Ein besonderer Dank gilt der Freiwilligen Feuerwehr Reinbek - sie war mit zwei Löschfahrzeugen gekommen, die das Interesse der Besucher weckte. Mit einer Kübelspritze durften die Kinder ihr Geschick im Zielspritzen beweisen.
Einen Riesenandrang gab es beim 4-Gewinnt-Spiel und bei Geschicklichkeitsspielen, die in überdimensionaler Größe auf der Wiese aufgestellt waren. Beim Glücksrad erlaubte fast jeder Dreh einen Griff in die Schatzkiste.
Die Kinder ließen sich gerne durch Jaquelines phantasievolle Schminkkunst verschönern.
Währenddessen überprüfte Forum 21 das Wissen der "großen" Krabbenkamper in einem Quiz über Reinbek anhand vieler Fotos aus dem Stadtgebiet.

Viel Freude bereitete auch die Tombola, die Stefani Guttstadt organisiert hatte. Über 150 Preise waren zu gewinnen dank der großzügigen Spenden vieler Krabbenkamper, wie z.B. Ferngläser, Uhren, Taschenrechner, eine Stereoanlage, Fahrradkühltaschen und andere schöne Dinge - und bei jedem Gewinnlos hatte man "freie Auswahl"!
Stefani Guttstadt informierte außerdem an ihrem Infomobil über die von ihr gestaltete Krabbenkamp-Website.
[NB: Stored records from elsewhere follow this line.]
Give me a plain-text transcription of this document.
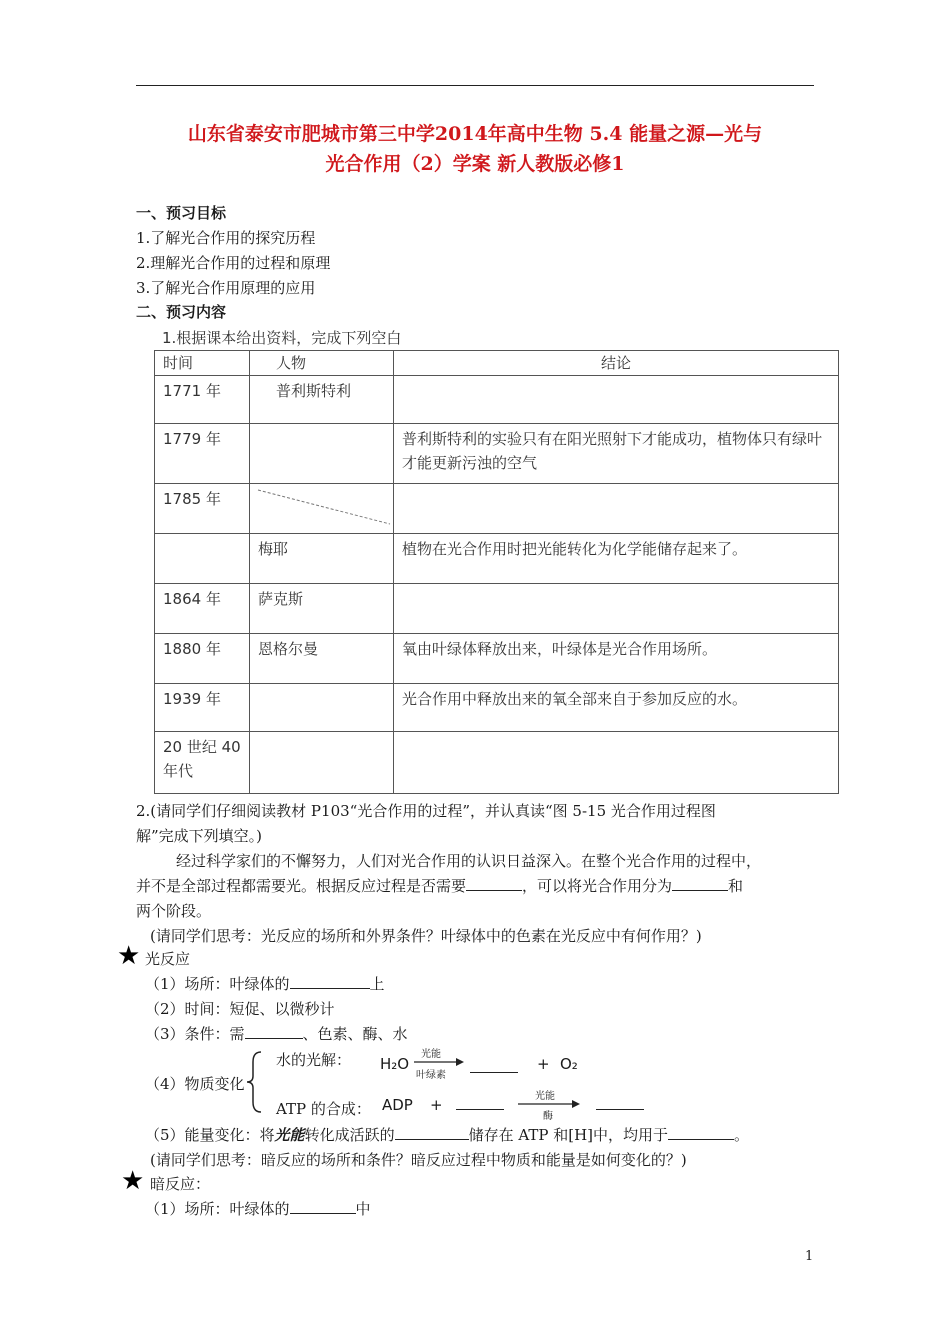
山东省泰安市肥城市第三中学2014年高中生物 5.4 能量之源—光与
光合作用（2）学案 新人教版必修1
一、预习目标
1.了解光合作用的探究历程
2.理解光合作用的过程和原理
3.了解光合作用原理的应用
二、预习内容
1.根据课本给出资料，完成下列空白
时间	人物	结论
1771 年	普利斯特利	
1779 年		普利斯特利的实验只有在阳光照射下才能成功，植物体只有绿叶才能更新污浊的空气
1785 年	

	梅耶	植物在光合作用时把光能转化为化学能储存起来了。
1864 年	萨克斯	
1880 年	恩格尔曼	氧由叶绿体释放出来，叶绿体是光合作用场所。
1939 年		光合作用中释放出来的氧全部来自于参加反应的水。
20 世纪 40 年代		
2.(请同学们仔细阅读教材 P103“光合作用的过程”，并认真读“图 5-15 光合作用过程图
解”完成下列填空。)
经过科学家们的不懈努力，人们对光合作用的认识日益深入。在整个光合作用的过程中，
并不是全部过程都需要光。根据反应过程是否需要	，可以将光合作用分为	和
两个阶段。
(请同学们思考：光反应的场所和外界条件？叶绿体中的色素在光反应中有何作用？)
★ 光反应
（1）场所：叶绿体的	上
（2）时间：短促、以微秒计
（3）条件：需	、色素、酶、水
（4）物质变化
水的光解： H₂O
光能
叶绿素
+ O₂
ATP 的合成： ADP +	光能
酶
（5）能量变化：将光能转化成活跃的	储存在 ATP 和[H]中，均用于	。
(请同学们思考：暗反应的场所和条件？暗反应过程中物质和能量是如何变化的？)
★ 暗反应：
（1）场所：叶绿体的	中
1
Der rege Andrang an der Kuchentheke und dem Waffelstand wurde durch den Einsatz von Familie Flemming, Frau Münster, Frau Brela und Frau Schmidt-Carlshausen bewältigt. Einen ‚Dreharm' holten sich Norbert Kotny und Uwe Fischer am Grill vom stundenlangen Wenden der Würstchen. Eine großzügige Getränkespende der Fürst-Bismarck-Quelle war wieder einmal dabei.

Der Höhepunkt der Veranstaltung war der schwungvolle "Swing" des Sachsenwald-Sound-Orchesters. Mit einem satten Big-Band-Sound sorgte es bei den Besuchern für eine ausgelassene Stimmung.
Zur anschließende "Jam" -Session fanden sich Musik-Begeisterte mit Keyboard, Vibraphon, Gitarre, Trompete und Rhythmusinstrumenten zur gemeinsamen Improvisation ein und versetzen sogar die Krabbenkamper Luft in Schwingungen. Nur das Jam-Marmeladenglas ließ auf sich warten. Diese Idee entstand in Anlehnung an die Jazz-Musiker in längst vergangener Zeit in New Orleans, die sich bei Marmeladenbrot trafen, um gemeinsam zu improvisieren. Ansonsten erklangen die besten Hits der 70er, 80er und 90er, die DJ Kim zusammengestellt hatte. So ließ es sich bis Mitternacht aushalten.

Ein dickes Lob gilt den vielen freiwilligen Helfern aus dem Krabbenkamp und Umgebung, ohne deren tatkräftigen Einsatz bei dem Auf- und Abbau der Zelte, Tische, Spiele etc. das Fest nicht zustande gekommen wäre.